Barbara Mertz, Mystery Writer Barbara Michaels And Elizabeth Peters, Has Died
Barbara Mertz, the suspense and mystery writer who worked under the names Elizabeth Peters and Barbara Michaels, died Thursday at home in Frederick, Maryland. She was 85.
A brief notice at NPR said that her agent Dominick Abel confirmed her passing.
The University of Chicago trained Egyptologist wrote academic works under her own name.
However, Barbara Mertz was better known to mystery readers as Elizabeth Peters. Under that name, she wrote over 30 novels about a Victorian-era amateur crime-solver and Egyptologist named Amelia Peabody.
Under the name Barbara Michaels, she wrote gothic novels including 1960s-era bestsellers like Ammie, Come Home.
A full list of her books is maintained on her official Mertz Peters Michaels (MPM) website.

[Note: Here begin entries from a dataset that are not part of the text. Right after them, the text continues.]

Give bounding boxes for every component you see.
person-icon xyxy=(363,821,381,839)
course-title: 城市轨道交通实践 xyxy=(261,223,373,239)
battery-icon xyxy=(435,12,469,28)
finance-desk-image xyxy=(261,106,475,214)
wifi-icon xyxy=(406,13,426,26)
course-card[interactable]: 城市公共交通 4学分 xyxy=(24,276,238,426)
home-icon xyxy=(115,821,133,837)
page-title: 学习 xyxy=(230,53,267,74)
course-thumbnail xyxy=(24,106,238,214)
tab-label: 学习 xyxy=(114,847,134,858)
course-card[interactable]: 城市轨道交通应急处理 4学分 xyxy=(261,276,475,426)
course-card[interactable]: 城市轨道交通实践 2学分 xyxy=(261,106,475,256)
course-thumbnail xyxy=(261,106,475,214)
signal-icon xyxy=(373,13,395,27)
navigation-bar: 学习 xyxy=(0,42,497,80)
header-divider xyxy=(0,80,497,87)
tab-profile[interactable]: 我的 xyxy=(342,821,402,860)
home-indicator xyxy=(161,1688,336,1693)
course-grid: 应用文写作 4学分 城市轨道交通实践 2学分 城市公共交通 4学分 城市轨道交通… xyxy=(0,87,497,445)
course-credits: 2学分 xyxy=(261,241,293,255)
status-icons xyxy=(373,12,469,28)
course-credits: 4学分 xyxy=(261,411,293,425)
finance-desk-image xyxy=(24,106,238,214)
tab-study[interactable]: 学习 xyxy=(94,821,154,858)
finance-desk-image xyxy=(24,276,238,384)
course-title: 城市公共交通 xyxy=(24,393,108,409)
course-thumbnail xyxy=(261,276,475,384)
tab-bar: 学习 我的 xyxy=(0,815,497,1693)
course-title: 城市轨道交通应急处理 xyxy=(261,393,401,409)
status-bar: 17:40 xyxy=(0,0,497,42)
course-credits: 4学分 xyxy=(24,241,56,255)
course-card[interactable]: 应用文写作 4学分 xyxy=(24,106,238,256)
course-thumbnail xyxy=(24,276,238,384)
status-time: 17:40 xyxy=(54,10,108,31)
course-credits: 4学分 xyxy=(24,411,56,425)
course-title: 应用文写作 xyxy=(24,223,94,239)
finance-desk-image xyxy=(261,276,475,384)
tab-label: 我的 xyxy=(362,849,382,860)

Suffice it to say that if you’ve read much in the way of crime novels set in Egypt or 20th century gothic, you’ve almost certainly read something by Barbara Mertz.
According to an obituary in the Huffington Post, the multi-talented Mertz got her doctorate in Egyptology at the age of 23. She published two nonfiction books before her fiction career got underway.
Those two works — Temples, Tombs, And Hieroglyphs and Red Land, Black Land — remained in print for over 30 years. They were considered basic texts for Egyptology students.
But the pull of fiction was even stronger. Mertz ultimately wrote over 60 novels. Early in her career, before we had the example of Stephen King, being prolific was considered a negative thing for a writer. That’s why her publisher asked her to use different pen names for different kinds of books.
In a 2007 interview, Mertz said that her favorite book as a child was Anne Of Green Gables. She also noted that Bram Stoker’s Dracula probably influenced her work as Barbara Michaels more than she understood at the beginning of her career.
Barbara Mertz is survived by two children named Elizabeth and Peter, who were the obvious source for her Amelia Peabody series pen name Elizabeth Peters.